Precious Petu, journaliste travaillant à Goma, chef-lieu du Nord-Kivu, occupe également le poste de chargée de communication à la division provinciale du Genre, Famille et Enfant. Elle exprime sa préoccupation face à la persistance du harcèlement sexuel dans les milieux professionnels, notamment dans le secteur des médias. Sollicitée par la Radio de la Femme via WhatsApp, cette activiste des droits des femmes partage son point de vue sur ce phénomène.
Existe-t-il une différence entre le harcèlement sexuel et les avances polies ?
Les formes d’approches courtoises peuvent être interprétées comme des initiatives polies de séduction réciproque, où les deux parties expriment une ouverture à des avances romantiques. Le harcèlement sexuel, en revanche, implique des comportements non sollicités qui créent un environnement de travail hostile. Il peut inclure des avances sexuelles non désirées, des commentaires inappropriés ou des gestes de nature sexuelle. Par exemple, l’envoi de messages, stickers ou photos à caractère sexuel. Le harcèlement sexuel survient lorsque ces actions sont effectuées sans le consentement de la personne visée.
Que pensez-vous du phénomène du harcèlement sexuel dans le monde des médias ?
Ces dernières années, des cas de harcèlement sexuel dans le domaine des médias ont été largement médiatisés, impliquant des personnalités connues. Au Nord-Kivu, les journalistes peuvent craindre de dénoncer de tels agissements par peur de perdre des opportunités ou d’accéder à des informations. Cela peut les conduire à tolérer des situations intimidantes en silence, même si elles se sentent découragées au fond d’elles-mêmes. Cette situation peut être étouffante, et certaines personnes subissent du chantage. Pour préserver leur identité professionnelle, elles choisissent souvent de se taire et de supporter ces situations. Il est crucial de sensibiliser à ce problème et de mettre en place des mesures pour lutter contre le harcèlement au travail et dans le monde des médias.
Avez-vous des chiffres sur le phénomène en RDC ?
Je me réserve parce que je n’ai pas une précision en termes de chiffres exacts parce qu’il n’y a pas de résultats d’études.

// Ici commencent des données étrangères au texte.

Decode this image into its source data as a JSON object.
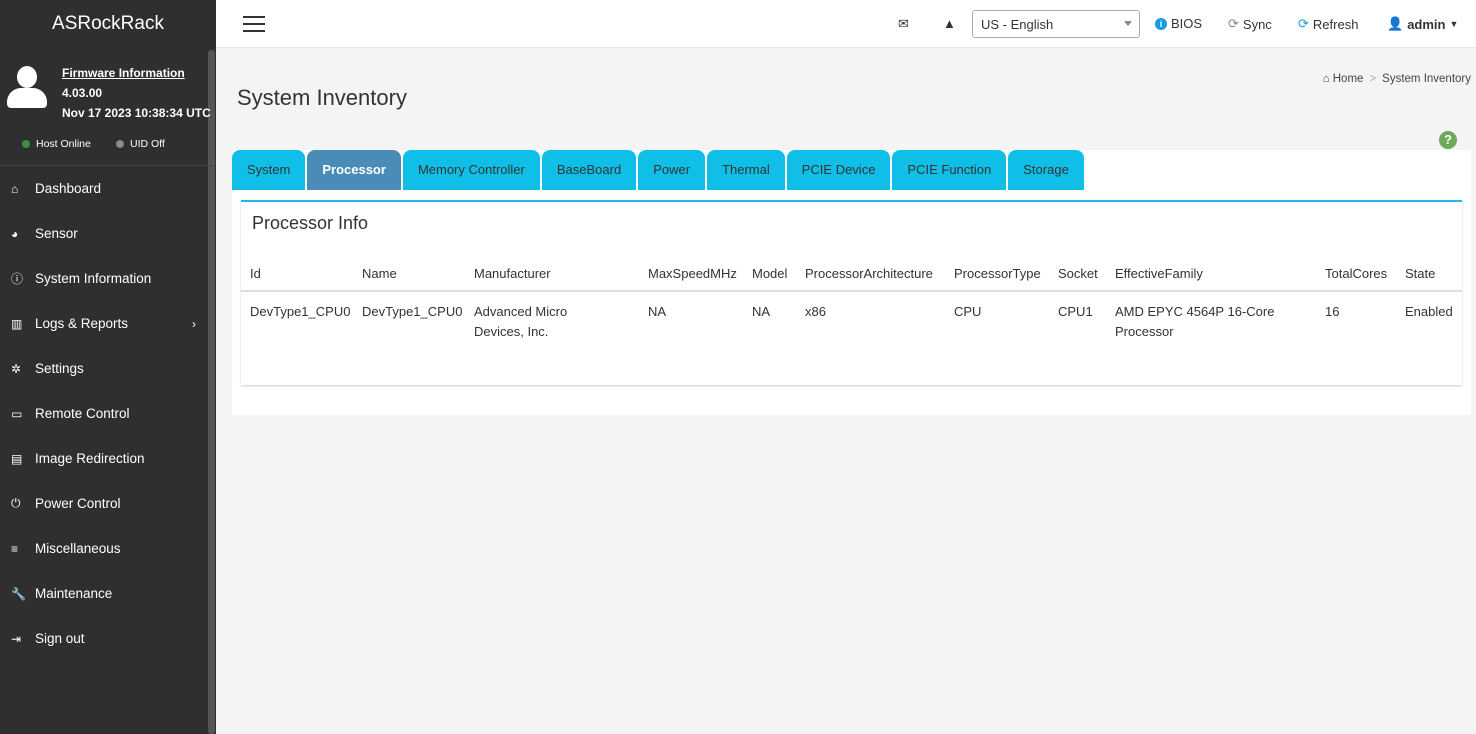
{
  "brand": "ASRockRack",
  "firmware": {
    "link": "Firmware Information",
    "version": "4.03.00",
    "date": "Nov 17 2023 10:38:34 UTC"
  },
  "status": {
    "host": "Host Online",
    "uid": "UID Off",
    "colors": {
      "host": "#3d8f3d",
      "uid": "#888888"
    }
  },
  "nav": [
    {
      "label": "Dashboard",
      "icon": "home-icon"
    },
    {
      "label": "Sensor",
      "icon": "gauge-icon"
    },
    {
      "label": "System Information",
      "icon": "info-icon"
    },
    {
      "label": "Logs & Reports",
      "icon": "chart-icon"
    },
    {
      "label": "Settings",
      "icon": "gear-icon"
    },
    {
      "label": "Remote Control",
      "icon": "monitor-icon"
    },
    {
      "label": "Image Redirection",
      "icon": "drive-icon"
    },
    {
      "label": "Power Control",
      "icon": "power-icon"
    },
    {
      "label": "Miscellaneous",
      "icon": "list-icon"
    },
    {
      "label": "Maintenance",
      "icon": "wrench-icon"
    },
    {
      "label": "Sign out",
      "icon": "signout-icon"
    }
  ],
  "header": {
    "language": "US - English",
    "bios": "BIOS",
    "sync": "Sync",
    "refresh": "Refresh",
    "user": "admin"
  },
  "page": {
    "title": "System Inventory",
    "breadcrumb": [
      "Home",
      "System Inventory"
    ]
  },
  "tabs": [
    "System",
    "Processor",
    "Memory Controller",
    "BaseBoard",
    "Power",
    "Thermal",
    "PCIE Device",
    "PCIE Function",
    "Storage"
  ],
  "active_tab": "Processor",
  "section": "Processor Info",
  "table": {
    "columns": [
      "Id",
      "Name",
      "Manufacturer",
      "MaxSpeedMHz",
      "Model",
      "ProcessorArchitecture",
      "ProcessorType",
      "Socket",
      "EffectiveFamily",
      "TotalCores",
      "State"
    ],
    "rows": [
      [
        "DevType1_CPU0",
        "DevType1_CPU0",
        "Advanced Micro Devices, Inc.",
        "NA",
        "NA",
        "x86",
        "CPU",
        "CPU1",
        "AMD EPYC 4564P 16-Core Processor",
        "16",
        "Enabled"
      ]
    ]
  }
}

Peut-être parce que la question n’est pas traitée dans le fond et que beaucoup de femmes n’en font pas cas. Aussi parce que les femmes ont peur de porter plainte. Cette peur est due à plusieurs hypothèses qui turlupinent l’esprit. Elles se disent : « sûrement que je vais perdre mon emploi si je le dénonce ; Je suis sûr qu’ils vont dire que je l’ai bien cherché ; si cela prend une autre tournure qui va me protéger ; aussi parce qu’il n’y a pas de statut clair sur la question dans le code de déontologie qui protège la femme en particulier ».
Est-ce que ce phénomène ne vous décourage dans votre travail de femme des médias ?
On est souvent soumises à la domination du plus fort. Par exemple, lorsque le harcèlement sexuel émane du directeur d’un média, il peut être difficile de dénoncer la situation par peur de perdre son emploi. Ce genre de défis peut décourager, mais il est essentiel de persévérer et de trouver des solutions créatives pour surmonter ces obstacles. Il est important d’avoir le courage de dénoncer, sinon on risque de rester sous l’emprise d’une personne et de ne pas exprimer pleinement son potentiel
Quelles solutions proposez-vous pour briser ce tabou ?
Je ne suis pas au courant de la réalité à Kinshasa, mais à Goma, il y a des femmes journalistes bénévoles qui ne peuvent compter que sur le coupage pour vivre. Faute d’un salaire minimum, certaines se retrouvent vulnérables face aux personnalités publiques. C’est pourquoi nous insistons sur la nécessité de dénoncer ces cas de harcèlement. Il est essentiel que les femmes aient un esprit créatif et indépendant afin de ne pas dépendre d’un métier de journaliste mal rémunéré, tel que nous le connaissons en RDC. Il est également crucial de promouvoir la diversité et l’inclusion dans les médias.